I recently lost my ex to murder and he was still a good friend. A really helpful thing was to write out how we met and 'our story'. I can't bring myself to write him a letter yet, but that will be next in my healing process. 

Comment by Steinberg on January 10, 2018 at 1:59pm

What kind of counseling do you offer? I tired quite a few therapist - all of whom were disasters with one suggesting that I was a vicitm of "voodoo" - I almost lost my mind. But now, I think I have finally found someone and it is the first time I can speak with anyone about it although till now have said very little. 

Comment by Steinberg on January 2, 2018 at 3:33pm

About 2 years before this happened I read a book by Pim van Lommel on Near Death Experiences. I highly recommend it and find it still helpful till this day. I think the suggestion of things that can help us as proposed by Sara is good.  

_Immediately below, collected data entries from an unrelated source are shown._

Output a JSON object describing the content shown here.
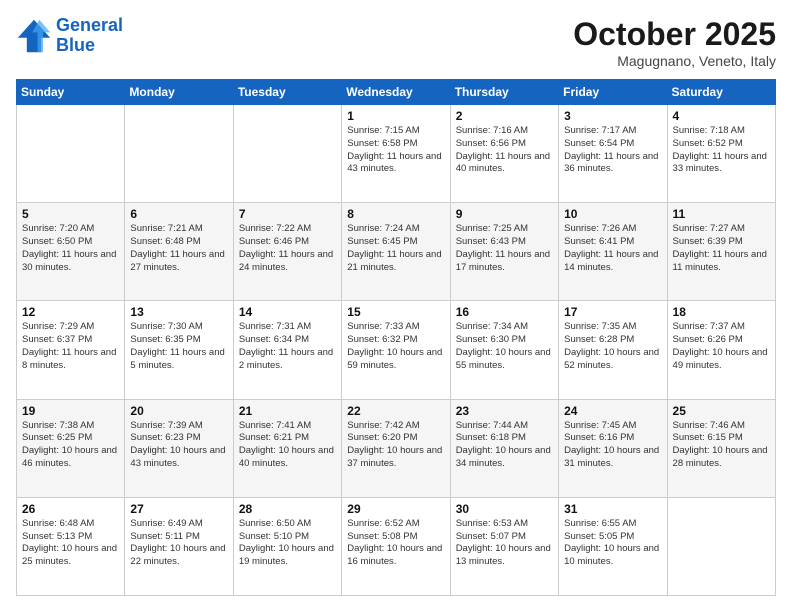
{
  "header": {
    "logo_line1": "General",
    "logo_line2": "Blue",
    "month": "October 2025",
    "location": "Magugnano, Veneto, Italy"
  },
  "weekdays": [
    "Sunday",
    "Monday",
    "Tuesday",
    "Wednesday",
    "Thursday",
    "Friday",
    "Saturday"
  ],
  "weeks": [
    [
      {
        "day": "",
        "sunrise": "",
        "sunset": "",
        "daylight": ""
      },
      {
        "day": "",
        "sunrise": "",
        "sunset": "",
        "daylight": ""
      },
      {
        "day": "",
        "sunrise": "",
        "sunset": "",
        "daylight": ""
      },
      {
        "day": "1",
        "sunrise": "7:15 AM",
        "sunset": "6:58 PM",
        "daylight": "11 hours and 43 minutes."
      },
      {
        "day": "2",
        "sunrise": "7:16 AM",
        "sunset": "6:56 PM",
        "daylight": "11 hours and 40 minutes."
      },
      {
        "day": "3",
        "sunrise": "7:17 AM",
        "sunset": "6:54 PM",
        "daylight": "11 hours and 36 minutes."
      },
      {
        "day": "4",
        "sunrise": "7:18 AM",
        "sunset": "6:52 PM",
        "daylight": "11 hours and 33 minutes."
      }
    ],
    [
      {
        "day": "5",
        "sunrise": "7:20 AM",
        "sunset": "6:50 PM",
        "daylight": "11 hours and 30 minutes."
      },
      {
        "day": "6",
        "sunrise": "7:21 AM",
        "sunset": "6:48 PM",
        "daylight": "11 hours and 27 minutes."
      },
      {
        "day": "7",
        "sunrise": "7:22 AM",
        "sunset": "6:46 PM",
        "daylight": "11 hours and 24 minutes."
      },
      {
        "day": "8",
        "sunrise": "7:24 AM",
        "sunset": "6:45 PM",
        "daylight": "11 hours and 21 minutes."
      },
      {
        "day": "9",
        "sunrise": "7:25 AM",
        "sunset": "6:43 PM",
        "daylight": "11 hours and 17 minutes."
      },
      {
        "day": "10",
        "sunrise": "7:26 AM",
        "sunset": "6:41 PM",
        "daylight": "11 hours and 14 minutes."
      },
      {
        "day": "11",
        "sunrise": "7:27 AM",
        "sunset": "6:39 PM",
        "daylight": "11 hours and 11 minutes."
      }
    ],
    [
      {
        "day": "12",
        "sunrise": "7:29 AM",
        "sunset": "6:37 PM",
        "daylight": "11 hours and 8 minutes."
      },
      {
        "day": "13",
        "sunrise": "7:30 AM",
        "sunset": "6:35 PM",
        "daylight": "11 hours and 5 minutes."
      },
      {
        "day": "14",
        "sunrise": "7:31 AM",
        "sunset": "6:34 PM",
        "daylight": "11 hours and 2 minutes."
      },
      {
        "day": "15",
        "sunrise": "7:33 AM",
        "sunset": "6:32 PM",
        "daylight": "10 hours and 59 minutes."
      },
      {
        "day": "16",
        "sunrise": "7:34 AM",
        "sunset": "6:30 PM",
        "daylight": "10 hours and 55 minutes."
      },
      {
        "day": "17",
        "sunrise": "7:35 AM",
        "sunset": "6:28 PM",
        "daylight": "10 hours and 52 minutes."
      },
      {
        "day": "18",
        "sunrise": "7:37 AM",
        "sunset": "6:26 PM",
        "daylight": "10 hours and 49 minutes."
      }
    ],
    [
      {
        "day": "19",
        "sunrise": "7:38 AM",
        "sunset": "6:25 PM",
        "daylight": "10 hours and 46 minutes."
      },
      {
        "day": "20",
        "sunrise": "7:39 AM",
        "sunset": "6:23 PM",
        "daylight": "10 hours and 43 minutes."
      },
      {
        "day": "21",
        "sunrise": "7:41 AM",
        "sunset": "6:21 PM",
        "daylight": "10 hours and 40 minutes."
      },
      {
        "day": "22",
        "sunrise": "7:42 AM",
        "sunset": "6:20 PM",
        "daylight": "10 hours and 37 minutes."
      },
      {
        "day": "23",
        "sunrise": "7:44 AM",
        "sunset": "6:18 PM",
        "daylight": "10 hours and 34 minutes."
      },
      {
        "day": "24",
        "sunrise": "7:45 AM",
        "sunset": "6:16 PM",
        "daylight": "10 hours and 31 minutes."
      },
      {
        "day": "25",
        "sunrise": "7:46 AM",
        "sunset": "6:15 PM",
        "daylight": "10 hours and 28 minutes."
      }
    ],
    [
      {
        "day": "26",
        "sunrise": "6:48 AM",
        "sunset": "5:13 PM",
        "daylight": "10 hours and 25 minutes."
      },
      {
        "day": "27",
        "sunrise": "6:49 AM",
        "sunset": "5:11 PM",
        "daylight": "10 hours and 22 minutes."
      },
      {
        "day": "28",
        "sunrise": "6:50 AM",
        "sunset": "5:10 PM",
        "daylight": "10 hours and 19 minutes."
      },
      {
        "day": "29",
        "sunrise": "6:52 AM",
        "sunset": "5:08 PM",
        "daylight": "10 hours and 16 minutes."
      },
      {
        "day": "30",
        "sunrise": "6:53 AM",
        "sunset": "5:07 PM",
        "daylight": "10 hours and 13 minutes."
      },
      {
        "day": "31",
        "sunrise": "6:55 AM",
        "sunset": "5:05 PM",
        "daylight": "10 hours and 10 minutes."
      },
      {
        "day": "",
        "sunrise": "",
        "sunset": "",
        "daylight": ""
      }
    ]
  ]
}
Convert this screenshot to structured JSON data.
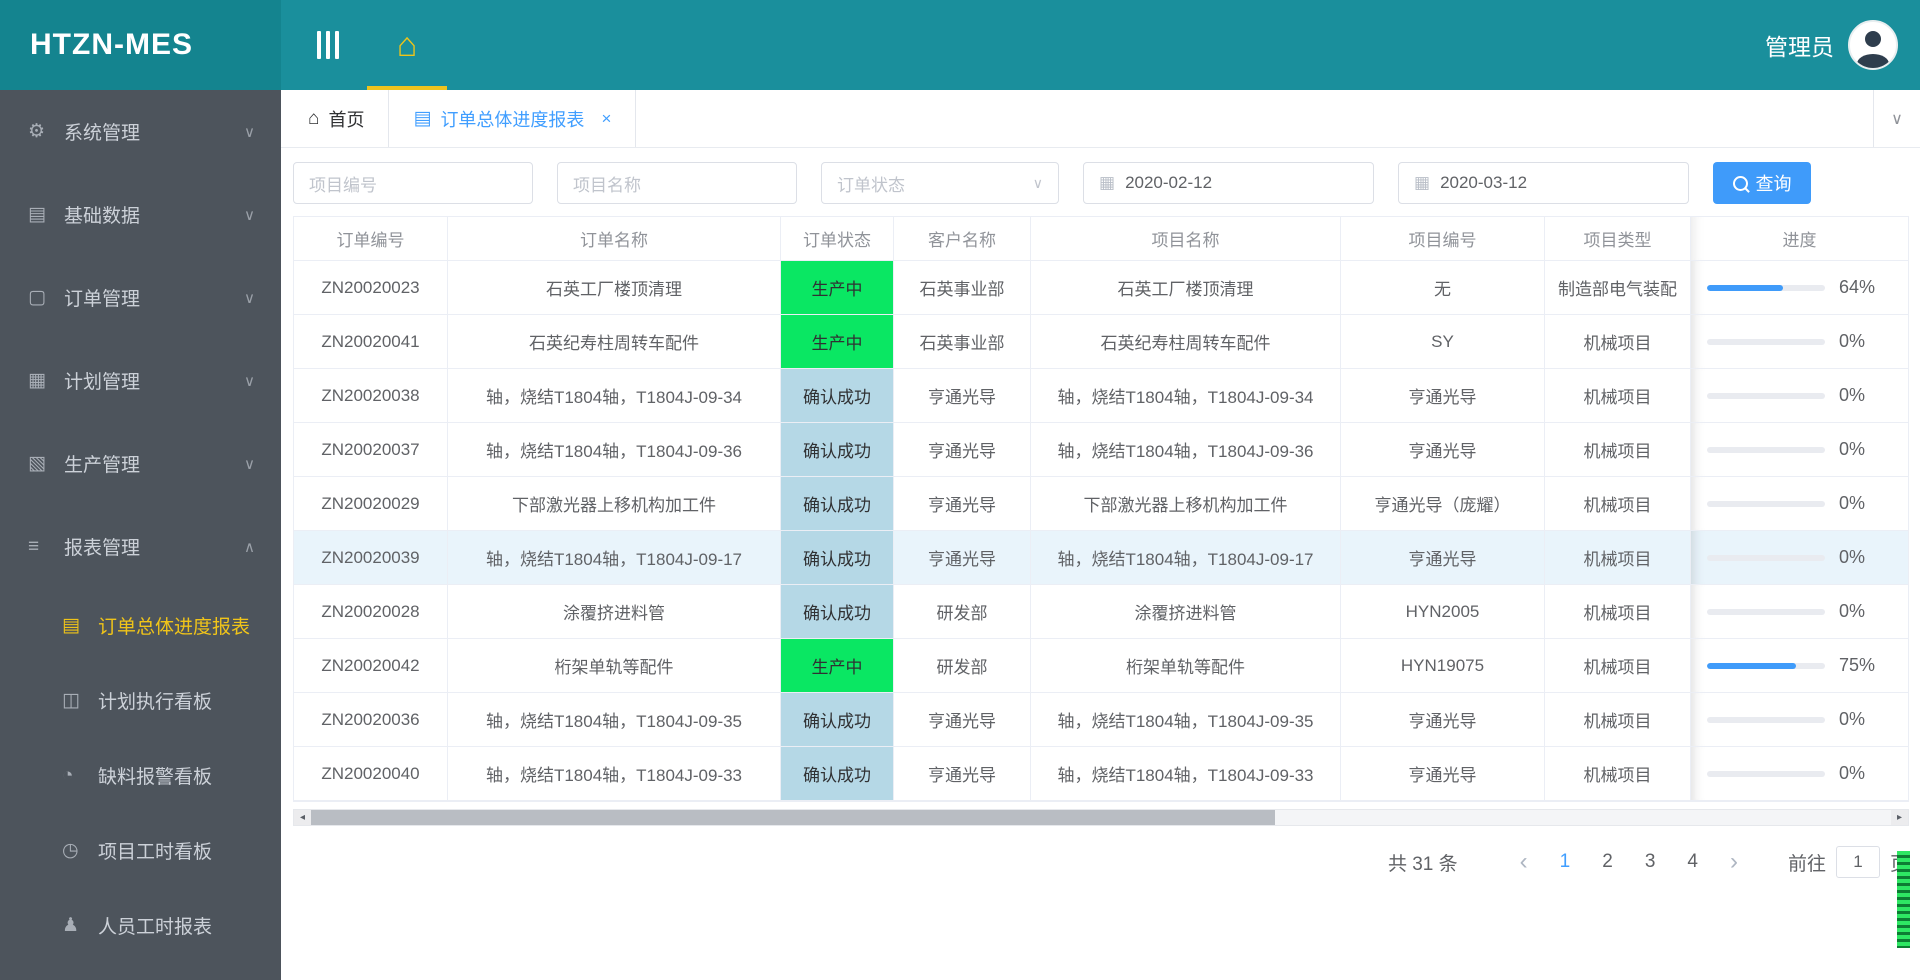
{
  "app": {
    "logo": "HTZN-MES",
    "user": "管理员"
  },
  "icons": {
    "gear": "⚙",
    "database": "▤",
    "order_doc": "▢",
    "plan_grid": "▦",
    "production": "▧",
    "report_list": "≡",
    "report_active": "▤",
    "board": "◫",
    "alert": "◔",
    "clock": "◷",
    "person": "♟",
    "chevron_down": "∨",
    "chevron_up": "∧",
    "home": "⌂",
    "tab_list": "▤",
    "close": "×",
    "calendar": "▦",
    "select_arrow": "∨",
    "tabbar_arrow": "∨",
    "prev": "‹",
    "next": "›",
    "scroll_left": "◂",
    "scroll_right": "▸"
  },
  "colors": {
    "header_teal": "#1a8f9c",
    "sidebar_dark": "#4d545c",
    "gold_accent": "#f0c419",
    "status_producing": "#0ae763",
    "status_confirmed": "#b5d8e6",
    "accent_blue": "#409eff",
    "row_highlight": "#e9f4fb"
  },
  "sidebar": {
    "items": [
      {
        "label": "系统管理"
      },
      {
        "label": "基础数据"
      },
      {
        "label": "订单管理"
      },
      {
        "label": "计划管理"
      },
      {
        "label": "生产管理"
      },
      {
        "label": "报表管理"
      }
    ],
    "subitems": [
      {
        "label": "订单总体进度报表",
        "active": true
      },
      {
        "label": "计划执行看板"
      },
      {
        "label": "缺料报警看板"
      },
      {
        "label": "项目工时看板"
      },
      {
        "label": "人员工时报表"
      }
    ]
  },
  "tabs": [
    {
      "label": "首页"
    },
    {
      "label": "订单总体进度报表",
      "closable": true,
      "active": true
    }
  ],
  "filters": {
    "project_no_placeholder": "项目编号",
    "project_name_placeholder": "项目名称",
    "order_status_placeholder": "订单状态",
    "date_from": "2020-02-12",
    "date_to": "2020-03-12",
    "search_label": "查询"
  },
  "table": {
    "columns": [
      "订单编号",
      "订单名称",
      "订单状态",
      "客户名称",
      "项目名称",
      "项目编号",
      "项目类型",
      "进度"
    ],
    "rows": [
      {
        "order_no": "ZN20020023",
        "order_name": "石英工厂楼顶清理",
        "status": "生产中",
        "status_type": "producing",
        "customer": "石英事业部",
        "project_name": "石英工厂楼顶清理",
        "project_no": "无",
        "project_type": "制造部电气装配",
        "progress": 64
      },
      {
        "order_no": "ZN20020041",
        "order_name": "石英纪寿柱周转车配件",
        "status": "生产中",
        "status_type": "producing",
        "customer": "石英事业部",
        "project_name": "石英纪寿柱周转车配件",
        "project_no": "SY",
        "project_type": "机械项目",
        "progress": 0
      },
      {
        "order_no": "ZN20020038",
        "order_name": "轴，烧结T1804轴，T1804J-09-34",
        "status": "确认成功",
        "status_type": "confirmed",
        "customer": "亨通光导",
        "project_name": "轴，烧结T1804轴，T1804J-09-34",
        "project_no": "亨通光导",
        "project_type": "机械项目",
        "progress": 0
      },
      {
        "order_no": "ZN20020037",
        "order_name": "轴，烧结T1804轴，T1804J-09-36",
        "status": "确认成功",
        "status_type": "confirmed",
        "customer": "亨通光导",
        "project_name": "轴，烧结T1804轴，T1804J-09-36",
        "project_no": "亨通光导",
        "project_type": "机械项目",
        "progress": 0
      },
      {
        "order_no": "ZN20020029",
        "order_name": "下部激光器上移机构加工件",
        "status": "确认成功",
        "status_type": "confirmed",
        "customer": "亨通光导",
        "project_name": "下部激光器上移机构加工件",
        "project_no": "亨通光导（庞耀）",
        "project_type": "机械项目",
        "progress": 0
      },
      {
        "order_no": "ZN20020039",
        "order_name": "轴，烧结T1804轴，T1804J-09-17",
        "status": "确认成功",
        "status_type": "confirmed",
        "customer": "亨通光导",
        "project_name": "轴，烧结T1804轴，T1804J-09-17",
        "project_no": "亨通光导",
        "project_type": "机械项目",
        "progress": 0,
        "highlighted": true
      },
      {
        "order_no": "ZN20020028",
        "order_name": "涂覆挤进料管",
        "status": "确认成功",
        "status_type": "confirmed",
        "customer": "研发部",
        "project_name": "涂覆挤进料管",
        "project_no": "HYN2005",
        "project_type": "机械项目",
        "progress": 0
      },
      {
        "order_no": "ZN20020042",
        "order_name": "桁架单轨等配件",
        "status": "生产中",
        "status_type": "producing",
        "customer": "研发部",
        "project_name": "桁架单轨等配件",
        "project_no": "HYN19075",
        "project_type": "机械项目",
        "progress": 75
      },
      {
        "order_no": "ZN20020036",
        "order_name": "轴，烧结T1804轴，T1804J-09-35",
        "status": "确认成功",
        "status_type": "confirmed",
        "customer": "亨通光导",
        "project_name": "轴，烧结T1804轴，T1804J-09-35",
        "project_no": "亨通光导",
        "project_type": "机械项目",
        "progress": 0
      },
      {
        "order_no": "ZN20020040",
        "order_name": "轴，烧结T1804轴，T1804J-09-33",
        "status": "确认成功",
        "status_type": "confirmed",
        "customer": "亨通光导",
        "project_name": "轴，烧结T1804轴，T1804J-09-33",
        "project_no": "亨通光导",
        "project_type": "机械项目",
        "progress": 0
      }
    ]
  },
  "pagination": {
    "total_label": "共 31 条",
    "pages": [
      "1",
      "2",
      "3",
      "4"
    ],
    "active_page": "1",
    "goto_label": "前往",
    "goto_value": "1",
    "page_unit_label": "页"
  }
}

Comment by Sara Jane on January 2, 2018 at 6:19am

Really hard time and i have been living  with the death of my mother for two years.  we believe she was murdered and have had to find ways of living with this also knowing the people who murdered her.  I can only share my approach to healing with this.  What i found hard was not being able to talk about it to anyone as feeling nobody believes you and the police not doing enough or support.  Infact they lead us to believe they were supporting us so was even worse during the inquest.   so more importantly how do we live with this and these times. Again its hard to say this as i don't want to offend anyone but spiritually you need to get in touch with the person you lost.  I was told by focussing on the murderers which i have to say i did and wanted justice i was giving all my energy to them and their darkness.  I so want justice but by giving them my attention sort of kept them in a bubble.  DONT WORRY they will have to live with what they have done.  BUT by contacting your lost one you can make the connection again and build on that ( more importantly ) you are not connecting with the people who have done this to them and you.  VERY IMPORTANT is to let change where you direct your energy. i want to add i am the sort of person that has to feel it see it chew it to believe it  so this was a massive jump in to faith for me to do this.  BUT when i decided to try and contact my mother i had an enormous whoosh of energy the heaviness that i had been carrying about the murderers just popped.  I realised by me focussing on them i was actually feeding them .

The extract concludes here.